I'm confused about frame rates. I make short animated films and I'd like my animation to look as smooth and beautiful as possible. I use a variety of source material: drawings, photos, particle generators, etc. Should I be building my shorts at 23.976 or 29.97 or something else entirely? And what's the difference between "i" and "p". I guess they stand for interpolated and progressive, but how does this affect the outcome? Thanks. Ellen
Thank you Stephen. I do like the film look. Although, I wonder if I can really tell the difference ––– I even have an MFA in film, given back in the days when film and video had nothing to do with each other.
So now can you tell me what fields are? Also, I've heard that faster frame rates can give you smoother animation. Is this true?
Sorry for the delayed response, I've been buried knee deep in work. To answer your question.
Interlaced video is a scanning method that divides a video frame into two fields, each consisting of alternating odd and even lines that are scanned at different times. When those two fields are put together you have what you see in a frame.
A progressive scan just scans all of the lines consecutively.
Frame rates lower than 40 fps can cause noticeable flicker. When NTSC and PAL were invented, faster frame rates were not practical to implement. Interlaced scanning was devised to create a perceived frame rate of 60 fps (NTSC) or 50 fps (PAL). Interlaced video scans the display twice, using two fields, to complete a single frame. A single field contains only the odd lines (1, 3, 5, 7, and so on) or the even lines (2, 4, 6, 8, and so on) of the frame. If you could stop the video scanning process to observe a single video field, you would see that every other line is missing, like venetian blinds or a comb.

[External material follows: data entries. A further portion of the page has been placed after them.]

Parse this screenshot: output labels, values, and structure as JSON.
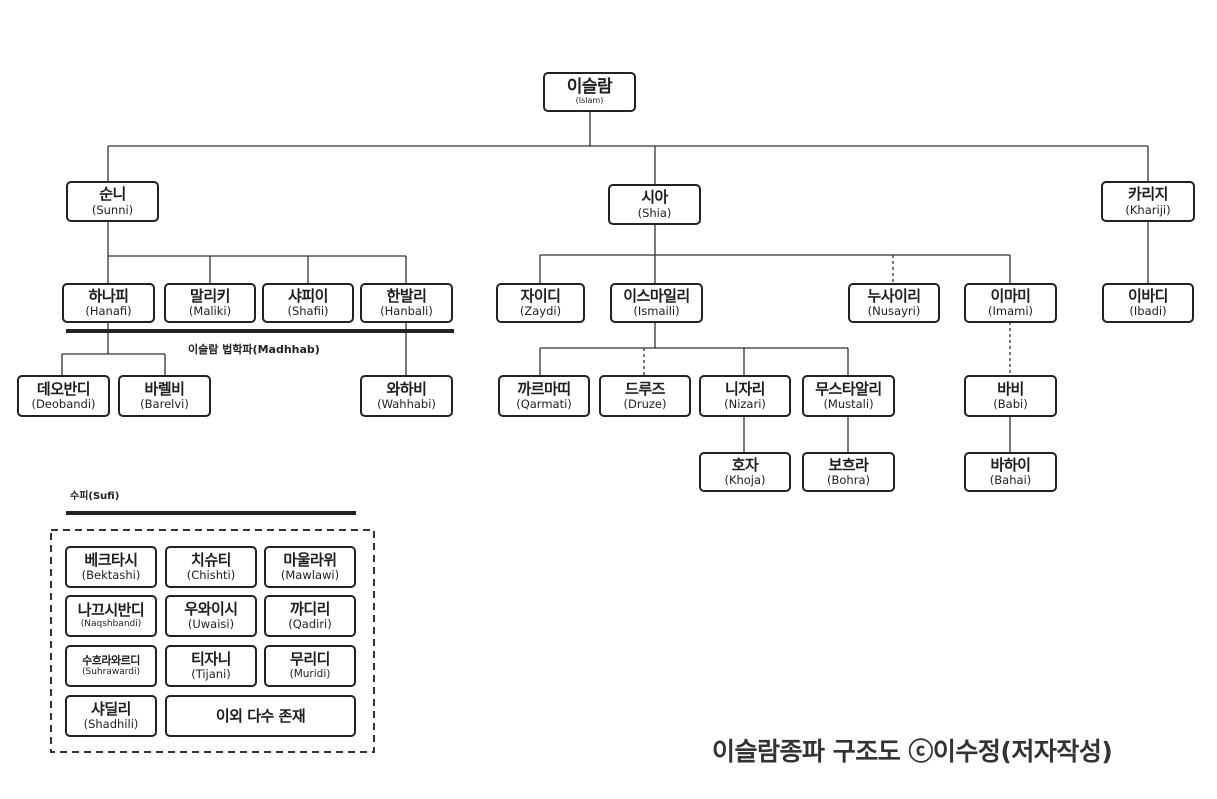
{
  "root": {
    "ko": "이슬람",
    "en": "(Islam)"
  },
  "sects": {
    "sunni": {
      "ko": "순니",
      "en": "(Sunni)"
    },
    "shia": {
      "ko": "시아",
      "en": "(Shia)"
    },
    "khariji": {
      "ko": "카리지",
      "en": "(Khariji)"
    }
  },
  "madhhab_label": "이슬람 법학파(Madhhab)",
  "sunni_schools": [
    {
      "ko": "하나피",
      "en": "(Hanafi)"
    },
    {
      "ko": "말리키",
      "en": "(Maliki)"
    },
    {
      "ko": "샤피이",
      "en": "(Shafii)"
    },
    {
      "ko": "한발리",
      "en": "(Hanbali)"
    }
  ],
  "sunni_sub": [
    {
      "ko": "데오반디",
      "en": "(Deobandi)"
    },
    {
      "ko": "바렐비",
      "en": "(Barelvi)"
    },
    {
      "ko": "와하비",
      "en": "(Wahhabi)"
    }
  ],
  "shia_branches": [
    {
      "ko": "자이디",
      "en": "(Zaydi)"
    },
    {
      "ko": "이스마일리",
      "en": "(Ismaili)"
    },
    {
      "ko": "누사이리",
      "en": "(Nusayri)"
    },
    {
      "ko": "이마미",
      "en": "(Imami)"
    }
  ],
  "ismaili_sub": [
    {
      "ko": "까르마띠",
      "en": "(Qarmati)"
    },
    {
      "ko": "드루즈",
      "en": "(Druze)"
    },
    {
      "ko": "니자리",
      "en": "(Nizari)"
    },
    {
      "ko": "무스타알리",
      "en": "(Mustali)"
    }
  ],
  "nizari_sub": {
    "ko": "호자",
    "en": "(Khoja)"
  },
  "mustali_sub": {
    "ko": "보흐라",
    "en": "(Bohra)"
  },
  "imami_sub": [
    {
      "ko": "바비",
      "en": "(Babi)"
    },
    {
      "ko": "바하이",
      "en": "(Bahai)"
    }
  ],
  "khariji_sub": {
    "ko": "이바디",
    "en": "(Ibadi)"
  },
  "sufi_label": "수피(Sufi)",
  "sufi_orders": [
    {
      "ko": "베크타시",
      "en": "(Bektashi)"
    },
    {
      "ko": "치슈티",
      "en": "(Chishti)"
    },
    {
      "ko": "마울라위",
      "en": "(Mawlawi)"
    },
    {
      "ko": "나끄시반디",
      "en": "(Naqshbandi)"
    },
    {
      "ko": "우와이시",
      "en": "(Uwaisi)"
    },
    {
      "ko": "까디리",
      "en": "(Qadiri)"
    },
    {
      "ko": "수흐라와르디",
      "en": "(Suhrawardi)"
    },
    {
      "ko": "티자니",
      "en": "(Tijani)"
    },
    {
      "ko": "무리디",
      "en": "(Muridi)"
    },
    {
      "ko": "샤딜리",
      "en": "(Shadhili)"
    }
  ],
  "sufi_others": "이외 다수 존재",
  "credit": "이슬람종파 구조도 ⓒ이수정(저자작성)"
}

Because the fields are changing at twice the frame rate, there is less perceived flicker than if each frame was scanned progressively. For example, with NTSC, a field of odd lines is scanned in 1/60 of a second and a field of even lines follows in the next 1/60 of a second, resulting in a complete frame every 1/30 of a second. Take a look at the image below:
As for frame rates, I recommend you play around with some different frame rates and see what you like. For a documentary I'm working on that is 24p we decided to make the animations 30fps for a smother look.